La Commission souligne que l’incinération pourrait devenir plus intéressante en termes énergétiques si les biodéchets étaient séparés mais, paradoxalement, elle précise que la présence de biodéchets dans le four est le moyen de dire qu’il s’agit d’une énergie renouvelable et donc que l’incinération des biodéchets concourt à l’atteinte de l’objectif de 20% d’énergie renouvelable d’ici à 2020.

La Commission précise que la collecte séparée présente l’avantage de détourner aisément les biodéchets des décharges, de produire une fraction de biodéchets plus propre permettant de produire un compost de qualité supérieure, d’améliorer le pouvoir calorifique des déchets restants, et de faciliter la production de biogaz. Elle insiste cependant longuement sur les problèmes posés par la mise en place d’une telle mesure (bouleversement de habitudes des citoyens, changement des systèmes de collecte existant, problème de débouchés du compost dans les régions urbaines…). Tout en terminant par relever que toutes les régions d’Europe ayant adopté la collecte sélective des biodéchets considèrent qu’il s’agit d’une bonne solution.

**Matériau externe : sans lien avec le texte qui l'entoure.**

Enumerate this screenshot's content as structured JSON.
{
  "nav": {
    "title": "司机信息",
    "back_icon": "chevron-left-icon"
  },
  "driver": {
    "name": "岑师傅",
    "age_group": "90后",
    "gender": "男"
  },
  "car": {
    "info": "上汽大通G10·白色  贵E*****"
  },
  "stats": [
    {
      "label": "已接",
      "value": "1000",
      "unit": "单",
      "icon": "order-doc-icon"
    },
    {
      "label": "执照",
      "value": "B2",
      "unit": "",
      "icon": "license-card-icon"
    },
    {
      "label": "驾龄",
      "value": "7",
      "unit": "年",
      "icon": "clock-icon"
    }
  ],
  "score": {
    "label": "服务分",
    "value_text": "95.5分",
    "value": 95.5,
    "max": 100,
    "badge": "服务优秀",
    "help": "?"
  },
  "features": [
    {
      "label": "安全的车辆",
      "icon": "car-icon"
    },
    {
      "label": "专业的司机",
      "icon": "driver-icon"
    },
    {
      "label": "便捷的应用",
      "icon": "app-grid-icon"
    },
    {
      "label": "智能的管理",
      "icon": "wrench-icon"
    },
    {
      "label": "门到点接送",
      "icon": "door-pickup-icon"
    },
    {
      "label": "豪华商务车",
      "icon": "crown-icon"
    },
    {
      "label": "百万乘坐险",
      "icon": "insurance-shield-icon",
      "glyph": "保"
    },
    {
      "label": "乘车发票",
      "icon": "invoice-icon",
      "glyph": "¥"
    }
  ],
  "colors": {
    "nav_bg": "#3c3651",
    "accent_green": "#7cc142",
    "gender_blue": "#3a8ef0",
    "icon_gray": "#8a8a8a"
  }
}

Les impacts environnementaux de chaque technique sont listés. La Commission reconnaît les problèmes liés à chaque technique (lixiviats qui polluent les eaux souterraines et de surface, émissions de méthane, émissions polluantes des incinérateurs malgré les filtres etc.). Elle précise également que le produit final du traitement mécanique et/ou biologique des ordures ménagères (TMB) est généralement tellement contaminé (par exemple par des métaux lourds ou des polluants organiques persistants comme les PCB ou HAP) qu’il ne peut pas être utilisé.
D’un point de vue économique, la Commission donne des valeurs moyennes européennes (référence UE-15) pour chaque type de traitement appliqué aux biodéchets, qu’ils soient collectés sélectivement ou non :

 coll. sélective + compostage = entre 35 et 75 euros/tonne

 coll. sélective+ méthanisation = entre 80 et 125 euros/tonne

 décharge = 55 euros/tonne

 incinération = 90 euros/tonne

Un livre vert pro-incinération ?

L’asbl française, le CNIID (Centre national d’information indépendante sur les déchets) relève que ce projet va réjouir les industriels de l’incinération. Car, à la lecture du Livre vert, l’impression se dégage que le gisement européen de biodéchets est seulement un moyen d’atteindre les objectifs fixés par le projet de directive SER d’augmentation de production d’énergies renouvelables à hauteur de 20% du mix énergétique européen. Pour rappel, le projet de directive SER vise à remplacer les directives existantes concernant la promotion de l’électricité produite à partir de sources d’énergie renouvelables (directive 2001/77/CE) et celle concernant les biocarburants (directive 2003/30/CE). La directive SER est en cours de négociation dans le cadre d’une procédure de co-décision entre le Parlement européen et le Conseil.
L’incinération serait effectivement considérée comme une source d’énergie renouvelable au niveau européen. Il y a donc un danger de voir l’incinération profiter de cette directive SER, celle-ci créant un possible appel d’air de biodéchets dans les fours. Cette directive pourrait également avoir des impact sur la mise en décharge : les sites d’enfouissement sont aujourd’hui équipés de récupérateurs de biogaz et leurs exploitants se vantent de réaliser de la valorisation énergétique. Attention donc, insiste le CNIID, que les biodéchets ne soient pas orientés toujours autant, sinon plus, vers les décharges avec la justification qu’ils participent à la production d’énergie renouvelable. En Effet, en France, l’augmentation des parts du renouvelable reposera essentiellement sur l’usage de la biomasse et donc des biodéchets, qui pourraient alors être orientés préférentiellement vers l’incinération après un traitement mécanique et/ou biologique (TMB) sans soucis d’une gestion séparée à la source des biodéchets garantissant un compost de qualité.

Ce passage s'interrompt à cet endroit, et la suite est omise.